- Bomarton Location within the state of Texas Bomarton Bomarton (the United States)
- Coordinates: 33°30′27″N 99°25′34″W﻿ / ﻿33.50750°N 99.42611°W
- Country: United States
- State: Texas
- County: Baylor
- Elevation: 1,408 ft (429 m)

Population (2000)
- • Total: 15
- Time zone: UTC-6 (Central (CST))
- • Summer (DST): UTC-5 (CDT)
- GNIS feature ID: 1379439

= Bomarton, Texas =

Bomarton (/ˈboʊmərtən/ BOH-mər-tən) is an unincorporated community located in Baylor County, Texas, United States. According to the Handbook of Texas, the community had a population of 15 in 2000.

==History==
Bomarton was founded in 1906 when the Wichita Valley Railroad traveled from Seymour to Abilene. Little is known about its namesake W. T. Bomar, except that he was one of the area's earliest residents. A post office was established at Bomarton in 1906 in Tom McClure's store. Another store was eventually run by B.B. Calfee and J.R. Snyder.

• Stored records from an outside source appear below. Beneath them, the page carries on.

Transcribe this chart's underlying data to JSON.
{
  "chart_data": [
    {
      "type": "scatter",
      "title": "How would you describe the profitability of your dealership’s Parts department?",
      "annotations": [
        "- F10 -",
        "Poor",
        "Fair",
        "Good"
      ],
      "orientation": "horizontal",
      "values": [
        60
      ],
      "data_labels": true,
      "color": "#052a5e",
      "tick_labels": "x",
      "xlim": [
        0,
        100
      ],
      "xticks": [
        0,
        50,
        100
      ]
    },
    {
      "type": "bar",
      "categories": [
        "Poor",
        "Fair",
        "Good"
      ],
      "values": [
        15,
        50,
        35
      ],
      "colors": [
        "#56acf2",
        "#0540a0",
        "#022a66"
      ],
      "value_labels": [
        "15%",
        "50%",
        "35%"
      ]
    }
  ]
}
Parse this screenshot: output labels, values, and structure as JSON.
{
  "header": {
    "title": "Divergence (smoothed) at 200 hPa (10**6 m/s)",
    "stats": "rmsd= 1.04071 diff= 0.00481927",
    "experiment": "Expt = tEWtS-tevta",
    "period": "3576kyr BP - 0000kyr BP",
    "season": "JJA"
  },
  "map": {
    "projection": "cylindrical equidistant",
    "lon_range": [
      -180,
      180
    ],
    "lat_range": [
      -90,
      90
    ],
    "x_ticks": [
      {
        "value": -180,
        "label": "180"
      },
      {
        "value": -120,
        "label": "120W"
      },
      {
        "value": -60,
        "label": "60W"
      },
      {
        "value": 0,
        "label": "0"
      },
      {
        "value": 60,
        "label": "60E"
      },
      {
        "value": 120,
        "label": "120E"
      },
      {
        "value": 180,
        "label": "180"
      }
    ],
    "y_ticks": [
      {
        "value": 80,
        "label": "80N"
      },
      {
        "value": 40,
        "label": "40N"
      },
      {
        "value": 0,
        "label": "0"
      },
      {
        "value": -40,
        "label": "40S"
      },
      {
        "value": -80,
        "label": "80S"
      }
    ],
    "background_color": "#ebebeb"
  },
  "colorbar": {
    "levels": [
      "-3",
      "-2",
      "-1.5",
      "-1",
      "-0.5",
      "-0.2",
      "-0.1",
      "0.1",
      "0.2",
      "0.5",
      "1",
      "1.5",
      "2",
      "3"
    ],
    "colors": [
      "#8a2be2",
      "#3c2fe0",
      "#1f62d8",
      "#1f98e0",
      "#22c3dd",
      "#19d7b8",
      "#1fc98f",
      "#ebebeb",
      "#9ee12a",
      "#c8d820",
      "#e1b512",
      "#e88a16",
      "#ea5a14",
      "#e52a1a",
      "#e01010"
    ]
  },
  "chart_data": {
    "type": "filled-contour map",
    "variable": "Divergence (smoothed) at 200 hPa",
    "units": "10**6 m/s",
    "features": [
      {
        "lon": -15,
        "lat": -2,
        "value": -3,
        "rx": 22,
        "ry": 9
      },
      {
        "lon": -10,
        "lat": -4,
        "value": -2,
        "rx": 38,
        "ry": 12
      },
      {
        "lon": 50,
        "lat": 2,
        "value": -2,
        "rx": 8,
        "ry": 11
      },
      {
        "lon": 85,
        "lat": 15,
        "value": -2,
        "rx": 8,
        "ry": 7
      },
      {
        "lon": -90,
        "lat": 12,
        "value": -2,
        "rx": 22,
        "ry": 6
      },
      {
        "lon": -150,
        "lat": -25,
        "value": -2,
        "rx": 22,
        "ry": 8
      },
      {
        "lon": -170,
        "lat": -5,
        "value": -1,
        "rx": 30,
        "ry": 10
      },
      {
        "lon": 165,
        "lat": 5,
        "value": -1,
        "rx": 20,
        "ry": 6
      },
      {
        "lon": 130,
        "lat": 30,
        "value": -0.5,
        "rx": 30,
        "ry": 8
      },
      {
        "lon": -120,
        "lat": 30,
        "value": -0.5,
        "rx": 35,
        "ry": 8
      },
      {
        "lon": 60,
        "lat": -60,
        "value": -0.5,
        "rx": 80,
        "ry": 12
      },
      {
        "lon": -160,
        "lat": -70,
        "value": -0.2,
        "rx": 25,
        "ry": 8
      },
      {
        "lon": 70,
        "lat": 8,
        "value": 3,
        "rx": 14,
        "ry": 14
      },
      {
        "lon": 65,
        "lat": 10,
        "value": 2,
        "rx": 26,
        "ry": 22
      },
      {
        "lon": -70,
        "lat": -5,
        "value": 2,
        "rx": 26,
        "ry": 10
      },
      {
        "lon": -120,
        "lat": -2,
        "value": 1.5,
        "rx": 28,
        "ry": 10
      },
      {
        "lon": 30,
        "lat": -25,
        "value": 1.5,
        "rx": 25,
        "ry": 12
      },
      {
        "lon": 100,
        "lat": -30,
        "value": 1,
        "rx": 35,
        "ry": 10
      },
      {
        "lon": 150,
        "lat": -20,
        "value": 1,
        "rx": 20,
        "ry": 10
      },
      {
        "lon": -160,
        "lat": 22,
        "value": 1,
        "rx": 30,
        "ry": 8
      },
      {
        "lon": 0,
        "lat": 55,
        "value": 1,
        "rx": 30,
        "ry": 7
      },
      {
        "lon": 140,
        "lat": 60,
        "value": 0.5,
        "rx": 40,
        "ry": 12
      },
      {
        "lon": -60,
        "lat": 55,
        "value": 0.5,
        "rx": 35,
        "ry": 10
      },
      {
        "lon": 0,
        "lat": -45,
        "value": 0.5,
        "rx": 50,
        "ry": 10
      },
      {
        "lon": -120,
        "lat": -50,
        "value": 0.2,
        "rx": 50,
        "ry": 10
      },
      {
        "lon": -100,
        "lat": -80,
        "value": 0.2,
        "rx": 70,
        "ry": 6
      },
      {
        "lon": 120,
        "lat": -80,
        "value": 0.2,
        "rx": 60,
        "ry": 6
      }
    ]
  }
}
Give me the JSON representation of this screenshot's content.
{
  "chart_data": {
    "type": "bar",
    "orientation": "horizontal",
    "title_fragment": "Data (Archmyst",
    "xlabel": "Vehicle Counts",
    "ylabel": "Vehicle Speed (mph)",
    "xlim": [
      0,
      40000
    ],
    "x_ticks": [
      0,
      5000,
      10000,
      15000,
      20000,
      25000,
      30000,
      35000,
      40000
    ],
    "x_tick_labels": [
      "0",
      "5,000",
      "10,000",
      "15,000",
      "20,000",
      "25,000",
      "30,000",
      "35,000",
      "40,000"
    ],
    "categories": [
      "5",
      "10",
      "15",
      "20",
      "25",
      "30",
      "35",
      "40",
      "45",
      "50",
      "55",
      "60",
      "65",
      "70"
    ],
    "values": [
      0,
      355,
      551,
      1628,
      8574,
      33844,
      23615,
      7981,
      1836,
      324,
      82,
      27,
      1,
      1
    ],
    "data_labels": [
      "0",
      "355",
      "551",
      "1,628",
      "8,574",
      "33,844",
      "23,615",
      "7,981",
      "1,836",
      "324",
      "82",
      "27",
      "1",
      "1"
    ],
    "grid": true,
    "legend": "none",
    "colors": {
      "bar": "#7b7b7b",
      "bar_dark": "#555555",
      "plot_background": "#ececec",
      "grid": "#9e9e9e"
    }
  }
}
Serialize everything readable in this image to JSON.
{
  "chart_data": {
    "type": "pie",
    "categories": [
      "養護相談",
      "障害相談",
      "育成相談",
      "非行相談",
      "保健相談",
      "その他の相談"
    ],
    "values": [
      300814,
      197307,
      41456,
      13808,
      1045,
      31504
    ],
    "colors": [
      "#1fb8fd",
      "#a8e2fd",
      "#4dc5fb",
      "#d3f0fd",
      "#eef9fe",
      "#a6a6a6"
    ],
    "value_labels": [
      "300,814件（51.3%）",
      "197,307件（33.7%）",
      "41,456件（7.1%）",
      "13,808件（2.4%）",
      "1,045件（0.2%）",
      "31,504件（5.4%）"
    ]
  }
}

There were two churches built between 1908 and 1910. Two cotton gins were in operation in 1914. The community's most common amenities were marketing, baseball games, and a large grazing area for cows and their calves. Its population was 580 in 1920, 600 in 1930, and 598 in 1940. It declined once World War II hit. At the end of the decade, its population was recorded as 150 in 1960, 27 in 1980, 23 in 1990, and there were 15 residents at the 2000 census, and it is currently a ghost town. Its population was 23 in 2004.

==Geography==
Bomarton is located at the intersection of U.S. Highway 277 and Farm to Market Road 1152, 11 miles southwest of Seymour in southwestern Baylor County. It is also located 61 mi southwest of Wichita Falls, 13 mi northeast of Munday and 2 mi east of the Knox County line.

==Education==
Bomarton had its own school in 1907. Today, the community is served by the Seymour Independent School District.